The software described in this documentation is either in Extended Support or Sustaining Support. See for more information.
Oracle recommends that you upgrade the software described by this documentation as soon as possible.

1.6 Customizing an Installation Boot Image

You can write the kickstart file to a modified installation boot image, which you can use to install a guest machine under Oracle VM or Oracle VM Virtualbox.

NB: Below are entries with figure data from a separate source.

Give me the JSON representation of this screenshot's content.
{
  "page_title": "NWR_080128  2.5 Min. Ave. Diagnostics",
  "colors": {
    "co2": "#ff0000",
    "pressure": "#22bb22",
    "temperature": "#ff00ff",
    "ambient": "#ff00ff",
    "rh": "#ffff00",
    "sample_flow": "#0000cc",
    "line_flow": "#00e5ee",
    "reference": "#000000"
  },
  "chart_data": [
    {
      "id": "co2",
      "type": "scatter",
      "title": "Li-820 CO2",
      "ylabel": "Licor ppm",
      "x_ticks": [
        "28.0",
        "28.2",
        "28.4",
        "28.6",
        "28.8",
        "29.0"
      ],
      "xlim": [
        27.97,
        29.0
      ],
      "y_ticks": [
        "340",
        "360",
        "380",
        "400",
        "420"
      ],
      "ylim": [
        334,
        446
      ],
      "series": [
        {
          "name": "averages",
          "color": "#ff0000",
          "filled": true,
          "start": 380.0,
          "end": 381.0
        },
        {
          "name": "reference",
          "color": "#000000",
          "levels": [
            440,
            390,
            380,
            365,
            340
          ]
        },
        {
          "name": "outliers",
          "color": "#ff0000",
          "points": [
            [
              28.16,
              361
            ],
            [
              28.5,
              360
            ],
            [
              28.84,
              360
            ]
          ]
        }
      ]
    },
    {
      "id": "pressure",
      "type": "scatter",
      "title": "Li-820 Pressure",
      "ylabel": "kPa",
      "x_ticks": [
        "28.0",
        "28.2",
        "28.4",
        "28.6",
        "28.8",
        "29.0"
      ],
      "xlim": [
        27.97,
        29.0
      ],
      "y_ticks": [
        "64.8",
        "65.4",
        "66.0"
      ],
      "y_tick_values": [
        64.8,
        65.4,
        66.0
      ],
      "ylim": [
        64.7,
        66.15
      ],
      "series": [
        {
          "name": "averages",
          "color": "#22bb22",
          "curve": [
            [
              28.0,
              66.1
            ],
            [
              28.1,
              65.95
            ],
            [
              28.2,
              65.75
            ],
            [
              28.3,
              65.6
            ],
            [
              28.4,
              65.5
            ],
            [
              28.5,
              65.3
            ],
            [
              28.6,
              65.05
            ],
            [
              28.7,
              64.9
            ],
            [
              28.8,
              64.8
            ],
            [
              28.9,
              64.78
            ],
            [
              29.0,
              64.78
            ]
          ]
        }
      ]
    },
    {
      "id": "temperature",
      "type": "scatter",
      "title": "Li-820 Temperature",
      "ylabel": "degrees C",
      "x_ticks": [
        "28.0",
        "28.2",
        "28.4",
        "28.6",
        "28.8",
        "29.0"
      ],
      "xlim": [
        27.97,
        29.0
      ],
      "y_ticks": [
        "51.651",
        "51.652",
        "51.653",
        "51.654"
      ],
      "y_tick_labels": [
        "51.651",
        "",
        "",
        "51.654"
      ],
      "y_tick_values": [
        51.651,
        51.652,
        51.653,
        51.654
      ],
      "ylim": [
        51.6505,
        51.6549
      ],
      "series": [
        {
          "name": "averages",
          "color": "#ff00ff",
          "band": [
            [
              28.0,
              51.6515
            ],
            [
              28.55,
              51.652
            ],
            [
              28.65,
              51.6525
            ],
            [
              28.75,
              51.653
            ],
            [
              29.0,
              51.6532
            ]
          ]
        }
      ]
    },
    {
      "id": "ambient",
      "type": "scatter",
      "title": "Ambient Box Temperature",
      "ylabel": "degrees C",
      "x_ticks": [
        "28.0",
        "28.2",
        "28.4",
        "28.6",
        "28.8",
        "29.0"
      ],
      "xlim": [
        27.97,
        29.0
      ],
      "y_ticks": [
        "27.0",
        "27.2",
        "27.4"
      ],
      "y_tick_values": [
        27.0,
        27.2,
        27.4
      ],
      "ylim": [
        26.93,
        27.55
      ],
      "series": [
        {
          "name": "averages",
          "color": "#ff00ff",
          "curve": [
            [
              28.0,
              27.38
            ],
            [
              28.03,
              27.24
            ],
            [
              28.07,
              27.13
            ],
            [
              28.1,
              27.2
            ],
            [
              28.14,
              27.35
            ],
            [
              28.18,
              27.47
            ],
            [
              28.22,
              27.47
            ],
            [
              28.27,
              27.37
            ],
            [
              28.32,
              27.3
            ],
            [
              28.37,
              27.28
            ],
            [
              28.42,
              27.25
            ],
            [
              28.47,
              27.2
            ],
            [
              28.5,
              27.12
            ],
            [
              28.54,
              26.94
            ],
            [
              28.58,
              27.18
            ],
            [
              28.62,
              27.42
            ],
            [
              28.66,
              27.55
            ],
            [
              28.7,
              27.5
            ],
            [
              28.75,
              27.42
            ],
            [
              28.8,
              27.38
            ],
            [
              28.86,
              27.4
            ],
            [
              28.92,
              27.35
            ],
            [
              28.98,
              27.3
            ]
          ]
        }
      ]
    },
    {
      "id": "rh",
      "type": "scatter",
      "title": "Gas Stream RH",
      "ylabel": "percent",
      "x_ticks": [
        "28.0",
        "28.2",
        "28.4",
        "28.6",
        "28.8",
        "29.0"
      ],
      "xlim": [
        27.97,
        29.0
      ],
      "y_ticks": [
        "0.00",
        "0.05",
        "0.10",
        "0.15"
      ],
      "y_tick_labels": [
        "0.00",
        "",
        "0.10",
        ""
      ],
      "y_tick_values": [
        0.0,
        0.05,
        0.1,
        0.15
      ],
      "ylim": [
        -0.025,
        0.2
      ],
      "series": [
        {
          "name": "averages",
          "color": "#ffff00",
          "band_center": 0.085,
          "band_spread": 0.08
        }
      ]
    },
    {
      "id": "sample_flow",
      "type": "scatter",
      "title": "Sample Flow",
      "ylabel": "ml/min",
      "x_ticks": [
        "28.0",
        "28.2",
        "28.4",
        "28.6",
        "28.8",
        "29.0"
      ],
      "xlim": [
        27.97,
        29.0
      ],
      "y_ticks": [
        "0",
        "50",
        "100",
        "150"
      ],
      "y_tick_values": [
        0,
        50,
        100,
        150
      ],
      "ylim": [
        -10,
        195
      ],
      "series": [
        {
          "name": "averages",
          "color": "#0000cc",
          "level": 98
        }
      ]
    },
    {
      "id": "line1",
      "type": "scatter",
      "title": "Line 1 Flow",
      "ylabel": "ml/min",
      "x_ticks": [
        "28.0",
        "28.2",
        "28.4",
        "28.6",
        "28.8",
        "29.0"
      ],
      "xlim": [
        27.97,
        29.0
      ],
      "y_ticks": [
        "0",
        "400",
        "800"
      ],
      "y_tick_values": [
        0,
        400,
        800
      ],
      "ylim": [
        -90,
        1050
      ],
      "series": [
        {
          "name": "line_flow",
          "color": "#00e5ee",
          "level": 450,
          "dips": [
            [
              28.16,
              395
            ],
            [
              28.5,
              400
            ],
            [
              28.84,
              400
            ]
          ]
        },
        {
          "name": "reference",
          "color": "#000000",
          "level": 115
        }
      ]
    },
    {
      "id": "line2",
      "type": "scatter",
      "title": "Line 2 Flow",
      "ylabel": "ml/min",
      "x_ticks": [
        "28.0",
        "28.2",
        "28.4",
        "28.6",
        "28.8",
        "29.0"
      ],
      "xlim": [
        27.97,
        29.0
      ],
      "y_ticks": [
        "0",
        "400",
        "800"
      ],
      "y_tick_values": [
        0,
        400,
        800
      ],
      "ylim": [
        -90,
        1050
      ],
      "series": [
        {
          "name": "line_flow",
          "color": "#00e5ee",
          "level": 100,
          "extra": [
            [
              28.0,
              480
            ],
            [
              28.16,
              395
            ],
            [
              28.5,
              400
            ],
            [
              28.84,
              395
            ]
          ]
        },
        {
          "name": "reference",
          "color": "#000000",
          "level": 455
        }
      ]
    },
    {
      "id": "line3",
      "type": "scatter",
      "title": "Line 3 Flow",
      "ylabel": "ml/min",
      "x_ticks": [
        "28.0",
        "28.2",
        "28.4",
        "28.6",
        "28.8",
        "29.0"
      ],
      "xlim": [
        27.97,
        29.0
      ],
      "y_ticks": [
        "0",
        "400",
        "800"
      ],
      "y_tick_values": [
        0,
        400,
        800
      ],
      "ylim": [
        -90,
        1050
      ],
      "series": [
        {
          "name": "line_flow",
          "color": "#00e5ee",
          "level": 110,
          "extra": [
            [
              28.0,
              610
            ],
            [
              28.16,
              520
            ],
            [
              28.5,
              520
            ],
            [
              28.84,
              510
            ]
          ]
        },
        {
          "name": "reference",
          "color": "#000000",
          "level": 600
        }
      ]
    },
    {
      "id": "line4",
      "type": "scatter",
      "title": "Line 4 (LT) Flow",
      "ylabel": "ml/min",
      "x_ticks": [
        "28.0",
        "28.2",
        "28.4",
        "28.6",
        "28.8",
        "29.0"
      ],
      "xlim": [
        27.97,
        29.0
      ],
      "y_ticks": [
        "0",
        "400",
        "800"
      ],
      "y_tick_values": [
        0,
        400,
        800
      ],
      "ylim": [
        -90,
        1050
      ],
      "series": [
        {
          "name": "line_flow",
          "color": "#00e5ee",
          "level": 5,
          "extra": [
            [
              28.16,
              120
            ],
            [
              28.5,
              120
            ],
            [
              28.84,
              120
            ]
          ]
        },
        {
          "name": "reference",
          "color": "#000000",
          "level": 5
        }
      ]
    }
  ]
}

Alternatively, you can burn the image to a bootable CD or DVD.

For information about using kickstart for automated installation, see Chapter 3, Installing Oracle Linux by Using Kickstart.

To customize an installation boot image:

  1. On another Oracle Linux 6 system, mount the installation CD, DVD, or boot ISO image on a suitable mount point, for example /media/Oracle\ Linux\ Server.

  2. Copy the isolinux directory to a temporary directory such as /tmp:

    # cp -r /media/Oracle\ Linux\ Server/isolinux /tmp
  3. Copy the kickstart file to /tmp/isoimage, for example:

    # cp /root/ks.cfg /tmp/isoimage
  4. Change the mode on the files in /tmp/isoimage to be writable by root:

    # chmod u+w /tmp/isoimage/*
  5. Edit /tmp/isoimage/isolinux.cfg and change the setting for append in the label linux menu entry to use the kickstart file, for example:

    label linux
      menu label ^Install or upgrade an existing system
      menu default
      kernel vmlinuz
      append initrd=initrd.img ks=cdrom:/ks.cfg

    If required, specify the method that should be used for the installation together with any other parameters. For example, use DHCP to configure the network interface and install the system from an HTTP server on which the installation image is available:

      append initrd=initrd.img ks=cdrom:/ks.cfg ip=dhcp repo=
  6. Create the ISO image file:

    # mkisofs -o /tmp/boot.iso -b isolinux.bin -c -no-emul-boot \ 
      -boot-load-size 4 -boot-info-table -R -J -v -T /tmp/isolinux
  7. In Oracle VM VirtualBox or Oracle VM, you can make the boot.iso file available to a guest machine via a virtual CD-ROM device, and boot the machine from this device.

    To write the image to a CD or DVD that you can use to boot a physical system, use a command such as cdrecord, for example:

    # cdrecord -v -eject speed=16 dev=ATA:0,2,0 boot.iso

    You can use the cdrecord -scanbus command to display the SCSI subsystem and device that corresponds to the CD or DVD writer.